Not much has changed actually. My favorite part of a BBQ meal is using the moist towelette. That lemony scent is very satisfying. I feel so clean after. Like I didn’t just eat a pound of meat.



Below I’ve given you two versions of AIP nightshade-free BBQ sauce! One is Tangy & Fruity made with cherries, plums, bacon, fresh thyme and a bit of honey! The second is Smokey Cherry-Thyme which is made without the plums and apple cider vinegar instead!




BBQ Chicken Nachos



Tangy n’ Fruity BBQ Sauce

10 red cherries, stemmed & seeded

2 red plums, pit removed, cut into chunks

½ tsp finely chopped thyme

½ T lemon juice

2 tsp honey

3 slices bacon, chopped

  1. In a small pan, bring cherries & plums to a simmer over medium-low heat. Stir in the thyme. Let cook for 10 minutes, periodically smashing fruit with a wooden spoon.
  2. Once fruit has cooked down, stir in lemon juice & big pinch of salt. Pour into a blender to cool.
  3. Add chopped bacon to pan and cook over medium heat until fat is rendered and bacon is crispy. Remove the bacon from the pan and set aside. Pour 2 T bacon fat into blender. Blend until pureed into a smooth sauce. Adjust salt to taste.



Smokey Cherry-Thyme BBQ Sauce

1 ¼ cups pitted and halved cherries

1 tsp finely chopped thyme

1 tsp lemon zest


1 T honey

Salt, to taste

3 slices uncured bacon, chopped

  1. Bring the cherries to a simmer in a small pot over medium-low heat. Once they start to release some of their juices (3 minutes or so), stir in the chopped thyme and lemon zest.
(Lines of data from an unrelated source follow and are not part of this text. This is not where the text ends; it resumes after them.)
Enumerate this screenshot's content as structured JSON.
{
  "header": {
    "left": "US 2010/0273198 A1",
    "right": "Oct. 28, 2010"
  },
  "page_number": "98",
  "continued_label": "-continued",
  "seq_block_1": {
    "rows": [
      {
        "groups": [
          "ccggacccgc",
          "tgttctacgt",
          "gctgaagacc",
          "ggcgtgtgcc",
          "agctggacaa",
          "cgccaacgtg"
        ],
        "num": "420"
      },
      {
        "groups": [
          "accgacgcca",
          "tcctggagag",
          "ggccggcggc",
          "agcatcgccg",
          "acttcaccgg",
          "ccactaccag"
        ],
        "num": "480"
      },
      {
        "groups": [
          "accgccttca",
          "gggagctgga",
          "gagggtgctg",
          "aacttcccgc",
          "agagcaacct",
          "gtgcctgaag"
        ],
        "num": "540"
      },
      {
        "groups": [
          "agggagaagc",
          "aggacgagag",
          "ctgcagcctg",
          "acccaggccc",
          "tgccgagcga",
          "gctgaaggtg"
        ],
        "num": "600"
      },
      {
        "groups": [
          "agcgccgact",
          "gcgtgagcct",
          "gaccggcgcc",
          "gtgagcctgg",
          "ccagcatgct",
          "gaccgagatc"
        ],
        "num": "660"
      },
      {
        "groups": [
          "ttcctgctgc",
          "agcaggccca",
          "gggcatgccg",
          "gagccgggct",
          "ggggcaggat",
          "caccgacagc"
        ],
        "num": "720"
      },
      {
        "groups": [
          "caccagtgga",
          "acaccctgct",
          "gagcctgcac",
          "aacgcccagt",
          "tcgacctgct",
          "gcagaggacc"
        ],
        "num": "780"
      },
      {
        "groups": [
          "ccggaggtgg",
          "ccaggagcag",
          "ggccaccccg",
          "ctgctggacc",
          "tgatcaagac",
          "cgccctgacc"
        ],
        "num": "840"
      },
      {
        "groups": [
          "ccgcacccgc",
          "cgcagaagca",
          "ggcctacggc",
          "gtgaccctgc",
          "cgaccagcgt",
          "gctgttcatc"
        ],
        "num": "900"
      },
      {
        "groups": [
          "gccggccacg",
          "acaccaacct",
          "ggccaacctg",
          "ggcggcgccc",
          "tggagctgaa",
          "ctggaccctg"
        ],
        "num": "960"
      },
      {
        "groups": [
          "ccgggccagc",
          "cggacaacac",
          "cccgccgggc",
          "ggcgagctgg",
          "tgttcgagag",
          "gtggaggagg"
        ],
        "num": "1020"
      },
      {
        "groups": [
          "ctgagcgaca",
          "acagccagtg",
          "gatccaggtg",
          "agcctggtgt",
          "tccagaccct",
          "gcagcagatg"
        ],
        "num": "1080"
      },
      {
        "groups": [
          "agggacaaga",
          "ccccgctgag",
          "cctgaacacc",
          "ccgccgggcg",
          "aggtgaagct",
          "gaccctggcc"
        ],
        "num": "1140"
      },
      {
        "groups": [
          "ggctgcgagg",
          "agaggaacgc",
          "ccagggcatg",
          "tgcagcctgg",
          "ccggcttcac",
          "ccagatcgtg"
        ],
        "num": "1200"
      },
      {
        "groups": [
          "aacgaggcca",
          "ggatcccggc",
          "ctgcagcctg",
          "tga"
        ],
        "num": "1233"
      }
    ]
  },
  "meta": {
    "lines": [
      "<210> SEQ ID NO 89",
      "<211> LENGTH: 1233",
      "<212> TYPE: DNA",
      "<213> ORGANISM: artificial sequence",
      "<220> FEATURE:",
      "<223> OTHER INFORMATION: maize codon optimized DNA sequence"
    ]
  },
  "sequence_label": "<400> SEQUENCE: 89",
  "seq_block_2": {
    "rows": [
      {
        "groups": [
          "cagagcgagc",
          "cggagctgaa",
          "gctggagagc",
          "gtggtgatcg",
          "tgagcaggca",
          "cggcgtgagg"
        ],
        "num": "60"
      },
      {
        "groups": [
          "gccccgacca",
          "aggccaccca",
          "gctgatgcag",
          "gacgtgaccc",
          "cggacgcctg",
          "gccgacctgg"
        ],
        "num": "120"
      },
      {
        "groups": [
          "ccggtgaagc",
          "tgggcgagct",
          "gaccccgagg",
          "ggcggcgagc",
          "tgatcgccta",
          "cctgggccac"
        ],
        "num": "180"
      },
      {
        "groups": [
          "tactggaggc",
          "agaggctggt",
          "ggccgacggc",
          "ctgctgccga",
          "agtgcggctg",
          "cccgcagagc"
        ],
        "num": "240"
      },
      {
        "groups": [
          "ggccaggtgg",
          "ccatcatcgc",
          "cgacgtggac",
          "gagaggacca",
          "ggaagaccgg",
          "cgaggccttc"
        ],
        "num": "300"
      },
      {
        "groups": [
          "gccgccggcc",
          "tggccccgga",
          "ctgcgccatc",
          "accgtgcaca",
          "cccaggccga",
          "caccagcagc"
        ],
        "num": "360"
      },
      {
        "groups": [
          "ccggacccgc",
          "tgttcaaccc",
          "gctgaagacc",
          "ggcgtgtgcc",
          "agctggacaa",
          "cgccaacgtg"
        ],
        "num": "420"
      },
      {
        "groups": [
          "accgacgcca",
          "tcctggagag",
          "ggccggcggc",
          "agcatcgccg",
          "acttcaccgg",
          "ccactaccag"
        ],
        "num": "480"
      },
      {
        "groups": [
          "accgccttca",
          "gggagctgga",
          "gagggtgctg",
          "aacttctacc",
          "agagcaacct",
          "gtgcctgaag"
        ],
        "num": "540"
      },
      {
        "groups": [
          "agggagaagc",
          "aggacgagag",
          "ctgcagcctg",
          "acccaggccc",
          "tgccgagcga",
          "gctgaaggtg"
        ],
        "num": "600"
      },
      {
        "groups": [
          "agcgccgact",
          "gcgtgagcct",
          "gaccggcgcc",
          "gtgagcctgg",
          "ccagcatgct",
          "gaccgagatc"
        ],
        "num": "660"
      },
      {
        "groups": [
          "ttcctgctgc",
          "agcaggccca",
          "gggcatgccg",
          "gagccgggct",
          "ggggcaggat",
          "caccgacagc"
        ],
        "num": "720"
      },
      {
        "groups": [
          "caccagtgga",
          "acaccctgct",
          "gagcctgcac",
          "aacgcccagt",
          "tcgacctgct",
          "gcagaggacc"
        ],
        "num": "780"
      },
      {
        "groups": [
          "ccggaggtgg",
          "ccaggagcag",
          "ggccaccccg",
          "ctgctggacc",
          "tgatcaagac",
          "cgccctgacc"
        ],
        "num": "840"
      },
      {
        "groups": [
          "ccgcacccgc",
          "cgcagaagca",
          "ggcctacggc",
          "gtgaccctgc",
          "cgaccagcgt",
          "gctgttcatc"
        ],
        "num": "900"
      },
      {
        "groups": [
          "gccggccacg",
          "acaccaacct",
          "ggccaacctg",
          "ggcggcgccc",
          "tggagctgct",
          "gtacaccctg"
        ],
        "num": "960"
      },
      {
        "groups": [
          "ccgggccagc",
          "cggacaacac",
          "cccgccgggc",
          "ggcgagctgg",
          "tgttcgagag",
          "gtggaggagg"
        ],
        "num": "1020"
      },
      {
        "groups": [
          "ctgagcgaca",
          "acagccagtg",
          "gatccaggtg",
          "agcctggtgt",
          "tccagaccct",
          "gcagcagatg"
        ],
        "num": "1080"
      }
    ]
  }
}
  2. Let reduce for 5 more minutes and now add in your apple cider vinegar, coconut sugar, and salt (to taste).  Simmer for an additional 10 minutes periodically using a rubber spatula to break open the cherries. Transfer sauce to blender to cool.
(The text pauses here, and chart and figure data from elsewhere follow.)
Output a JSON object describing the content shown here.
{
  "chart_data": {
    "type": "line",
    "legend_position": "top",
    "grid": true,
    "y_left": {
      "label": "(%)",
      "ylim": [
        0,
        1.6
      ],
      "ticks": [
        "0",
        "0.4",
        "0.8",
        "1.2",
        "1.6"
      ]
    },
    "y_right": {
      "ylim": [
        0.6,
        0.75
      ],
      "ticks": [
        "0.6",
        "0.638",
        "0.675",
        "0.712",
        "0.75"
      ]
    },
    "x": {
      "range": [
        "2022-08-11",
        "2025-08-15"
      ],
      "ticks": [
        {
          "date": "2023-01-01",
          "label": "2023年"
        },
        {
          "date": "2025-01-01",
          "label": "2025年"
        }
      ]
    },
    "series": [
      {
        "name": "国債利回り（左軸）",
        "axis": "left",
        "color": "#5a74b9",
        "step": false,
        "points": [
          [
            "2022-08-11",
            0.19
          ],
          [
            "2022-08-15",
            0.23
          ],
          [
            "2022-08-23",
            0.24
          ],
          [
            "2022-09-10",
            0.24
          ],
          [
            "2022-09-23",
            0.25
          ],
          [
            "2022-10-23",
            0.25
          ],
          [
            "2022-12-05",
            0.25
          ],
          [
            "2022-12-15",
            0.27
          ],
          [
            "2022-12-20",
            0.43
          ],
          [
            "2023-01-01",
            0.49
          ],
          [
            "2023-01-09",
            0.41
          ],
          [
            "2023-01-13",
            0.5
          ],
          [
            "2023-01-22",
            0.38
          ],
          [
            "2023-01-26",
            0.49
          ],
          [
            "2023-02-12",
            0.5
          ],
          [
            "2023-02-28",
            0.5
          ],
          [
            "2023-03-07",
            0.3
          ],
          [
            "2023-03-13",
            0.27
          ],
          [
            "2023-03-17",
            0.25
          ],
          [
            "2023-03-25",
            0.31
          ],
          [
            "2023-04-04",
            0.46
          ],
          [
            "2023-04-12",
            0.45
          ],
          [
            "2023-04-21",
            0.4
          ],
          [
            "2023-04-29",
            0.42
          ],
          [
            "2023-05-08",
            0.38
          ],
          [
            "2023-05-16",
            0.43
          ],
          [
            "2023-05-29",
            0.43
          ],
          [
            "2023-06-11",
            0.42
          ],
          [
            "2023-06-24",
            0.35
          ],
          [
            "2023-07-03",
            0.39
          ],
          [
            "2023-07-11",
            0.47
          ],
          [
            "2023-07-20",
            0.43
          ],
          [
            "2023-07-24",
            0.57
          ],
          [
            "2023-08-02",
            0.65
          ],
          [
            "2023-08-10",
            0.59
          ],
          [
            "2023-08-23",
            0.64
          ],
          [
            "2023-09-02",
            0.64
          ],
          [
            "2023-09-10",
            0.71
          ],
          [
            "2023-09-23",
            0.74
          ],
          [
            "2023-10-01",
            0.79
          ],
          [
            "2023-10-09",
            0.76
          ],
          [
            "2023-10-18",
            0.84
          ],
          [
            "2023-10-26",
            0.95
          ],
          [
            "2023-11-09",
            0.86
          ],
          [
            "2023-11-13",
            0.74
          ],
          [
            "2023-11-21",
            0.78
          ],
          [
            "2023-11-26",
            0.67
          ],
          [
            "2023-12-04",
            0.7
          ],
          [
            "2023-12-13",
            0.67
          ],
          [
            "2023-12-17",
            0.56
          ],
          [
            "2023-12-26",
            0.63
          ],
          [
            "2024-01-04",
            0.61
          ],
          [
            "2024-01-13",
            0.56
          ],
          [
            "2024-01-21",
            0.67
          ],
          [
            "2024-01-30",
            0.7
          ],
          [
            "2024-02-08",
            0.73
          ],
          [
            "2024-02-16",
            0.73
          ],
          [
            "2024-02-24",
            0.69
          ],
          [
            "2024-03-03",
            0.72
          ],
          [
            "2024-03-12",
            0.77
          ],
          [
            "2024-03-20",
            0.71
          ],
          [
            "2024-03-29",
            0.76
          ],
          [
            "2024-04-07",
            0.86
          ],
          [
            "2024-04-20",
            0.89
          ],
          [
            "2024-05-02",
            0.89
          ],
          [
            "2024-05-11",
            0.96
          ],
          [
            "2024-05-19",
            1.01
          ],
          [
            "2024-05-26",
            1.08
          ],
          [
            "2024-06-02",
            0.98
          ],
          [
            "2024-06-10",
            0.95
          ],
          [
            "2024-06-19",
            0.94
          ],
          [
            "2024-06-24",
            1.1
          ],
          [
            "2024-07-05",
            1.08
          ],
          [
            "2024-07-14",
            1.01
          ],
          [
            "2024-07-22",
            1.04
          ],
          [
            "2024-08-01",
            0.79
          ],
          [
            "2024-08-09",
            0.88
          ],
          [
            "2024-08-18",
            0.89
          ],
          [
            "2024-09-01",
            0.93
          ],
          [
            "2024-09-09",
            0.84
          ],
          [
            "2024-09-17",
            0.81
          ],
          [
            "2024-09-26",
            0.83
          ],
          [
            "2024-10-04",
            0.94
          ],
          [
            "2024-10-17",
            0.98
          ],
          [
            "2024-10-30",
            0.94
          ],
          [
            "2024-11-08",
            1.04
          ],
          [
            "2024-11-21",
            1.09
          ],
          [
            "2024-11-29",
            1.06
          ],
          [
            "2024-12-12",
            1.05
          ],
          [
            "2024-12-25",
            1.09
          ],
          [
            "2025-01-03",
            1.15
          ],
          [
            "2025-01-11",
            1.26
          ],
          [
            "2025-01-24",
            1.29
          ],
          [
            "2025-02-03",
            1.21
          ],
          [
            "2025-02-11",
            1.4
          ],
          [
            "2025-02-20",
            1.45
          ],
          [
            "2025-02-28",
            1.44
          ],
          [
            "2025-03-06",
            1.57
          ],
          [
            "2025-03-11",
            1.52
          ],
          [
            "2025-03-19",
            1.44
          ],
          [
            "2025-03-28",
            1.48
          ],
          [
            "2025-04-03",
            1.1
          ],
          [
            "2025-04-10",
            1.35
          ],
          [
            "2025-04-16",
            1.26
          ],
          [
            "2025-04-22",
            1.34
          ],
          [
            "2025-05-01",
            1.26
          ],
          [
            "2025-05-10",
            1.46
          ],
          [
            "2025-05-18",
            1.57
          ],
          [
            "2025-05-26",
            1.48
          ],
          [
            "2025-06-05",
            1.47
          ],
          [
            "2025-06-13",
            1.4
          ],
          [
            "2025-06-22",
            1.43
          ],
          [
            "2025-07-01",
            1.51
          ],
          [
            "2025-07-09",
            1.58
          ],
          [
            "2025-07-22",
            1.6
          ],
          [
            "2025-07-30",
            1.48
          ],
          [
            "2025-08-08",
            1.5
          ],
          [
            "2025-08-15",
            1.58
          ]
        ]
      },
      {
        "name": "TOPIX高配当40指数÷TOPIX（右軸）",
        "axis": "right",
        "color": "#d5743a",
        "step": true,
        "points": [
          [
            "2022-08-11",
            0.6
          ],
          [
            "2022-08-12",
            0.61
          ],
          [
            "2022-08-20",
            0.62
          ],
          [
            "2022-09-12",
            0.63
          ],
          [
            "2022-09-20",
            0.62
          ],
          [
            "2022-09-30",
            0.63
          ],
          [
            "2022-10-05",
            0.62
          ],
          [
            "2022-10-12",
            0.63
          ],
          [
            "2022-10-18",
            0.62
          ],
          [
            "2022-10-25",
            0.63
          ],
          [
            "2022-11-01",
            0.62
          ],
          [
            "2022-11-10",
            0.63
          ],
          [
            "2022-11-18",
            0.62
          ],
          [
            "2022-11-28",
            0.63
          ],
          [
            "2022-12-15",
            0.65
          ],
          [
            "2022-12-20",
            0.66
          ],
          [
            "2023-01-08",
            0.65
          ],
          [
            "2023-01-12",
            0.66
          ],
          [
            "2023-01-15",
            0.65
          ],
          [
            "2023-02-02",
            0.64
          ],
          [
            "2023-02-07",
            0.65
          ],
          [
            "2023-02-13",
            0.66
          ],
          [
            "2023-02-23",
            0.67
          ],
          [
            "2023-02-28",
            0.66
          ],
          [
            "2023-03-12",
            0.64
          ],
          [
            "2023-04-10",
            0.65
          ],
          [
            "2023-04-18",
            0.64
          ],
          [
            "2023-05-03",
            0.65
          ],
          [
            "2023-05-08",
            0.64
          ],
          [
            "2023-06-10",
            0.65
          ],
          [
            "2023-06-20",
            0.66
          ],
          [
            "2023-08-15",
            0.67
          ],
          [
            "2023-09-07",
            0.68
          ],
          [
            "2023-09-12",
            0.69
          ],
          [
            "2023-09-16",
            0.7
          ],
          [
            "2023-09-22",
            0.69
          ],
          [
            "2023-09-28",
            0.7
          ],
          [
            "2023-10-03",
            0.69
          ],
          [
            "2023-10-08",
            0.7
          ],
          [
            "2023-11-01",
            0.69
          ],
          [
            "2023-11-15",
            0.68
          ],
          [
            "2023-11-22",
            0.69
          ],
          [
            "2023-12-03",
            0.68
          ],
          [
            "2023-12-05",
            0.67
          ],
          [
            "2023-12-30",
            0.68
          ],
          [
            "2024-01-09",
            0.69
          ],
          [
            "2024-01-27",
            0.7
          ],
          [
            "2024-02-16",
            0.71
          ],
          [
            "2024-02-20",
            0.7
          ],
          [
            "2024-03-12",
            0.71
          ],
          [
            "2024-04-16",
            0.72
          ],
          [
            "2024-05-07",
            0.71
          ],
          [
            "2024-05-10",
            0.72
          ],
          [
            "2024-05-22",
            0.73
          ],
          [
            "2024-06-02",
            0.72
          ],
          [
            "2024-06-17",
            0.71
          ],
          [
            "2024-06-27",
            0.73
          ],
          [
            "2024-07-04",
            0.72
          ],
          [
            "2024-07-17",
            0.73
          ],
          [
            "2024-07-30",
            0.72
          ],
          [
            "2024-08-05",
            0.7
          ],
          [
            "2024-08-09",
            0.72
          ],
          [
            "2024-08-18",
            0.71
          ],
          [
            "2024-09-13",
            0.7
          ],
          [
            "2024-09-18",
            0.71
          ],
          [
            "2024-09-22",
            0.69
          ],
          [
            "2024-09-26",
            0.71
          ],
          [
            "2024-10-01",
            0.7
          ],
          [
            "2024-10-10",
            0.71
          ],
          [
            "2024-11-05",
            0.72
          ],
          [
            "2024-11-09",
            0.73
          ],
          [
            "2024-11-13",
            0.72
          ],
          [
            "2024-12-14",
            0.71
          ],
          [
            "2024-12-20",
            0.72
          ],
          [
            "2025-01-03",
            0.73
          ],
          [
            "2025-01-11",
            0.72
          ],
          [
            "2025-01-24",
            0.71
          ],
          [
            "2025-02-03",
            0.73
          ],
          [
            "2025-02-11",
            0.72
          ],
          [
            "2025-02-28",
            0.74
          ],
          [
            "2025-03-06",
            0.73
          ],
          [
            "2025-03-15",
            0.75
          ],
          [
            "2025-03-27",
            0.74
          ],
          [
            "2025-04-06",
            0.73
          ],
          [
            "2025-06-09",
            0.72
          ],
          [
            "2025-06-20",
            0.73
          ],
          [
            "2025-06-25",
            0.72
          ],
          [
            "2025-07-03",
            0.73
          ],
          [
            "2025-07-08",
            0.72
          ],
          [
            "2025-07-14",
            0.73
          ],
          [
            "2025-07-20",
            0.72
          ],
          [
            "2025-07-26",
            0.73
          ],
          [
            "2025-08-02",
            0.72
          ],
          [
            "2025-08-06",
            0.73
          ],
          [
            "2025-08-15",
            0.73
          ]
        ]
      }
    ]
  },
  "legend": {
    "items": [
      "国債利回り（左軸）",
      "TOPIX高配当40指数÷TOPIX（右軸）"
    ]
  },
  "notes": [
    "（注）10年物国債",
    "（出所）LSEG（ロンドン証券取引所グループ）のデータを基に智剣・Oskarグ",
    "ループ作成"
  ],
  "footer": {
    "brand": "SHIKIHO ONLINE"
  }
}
  3. Cook the chopped bacon in the same saucepan until crispy. Set aside bacon pieces and pour leftover bacon fat into the blender with the cherries. Blend until pureed. Adjust salt to taste.



BBQ Chicken Nachos

1 cup cooked and shredded chicken thigh

2-3 oz Jackson’s Honest Sweet Potato Chips (or your own)

  1. Preheat oven to 350 degrees. Toss ¼ cup of the BBQ sauce with the chicken thigh.
  2. Lay sweet potato chips on bottom of plate or pie dish. Top with chicken, bacon pieces & additional BBQ sauce. Bake in oven for 6-8 minutes until warmed throughout. Serve topped with chives & organic sour cream if you do dairy.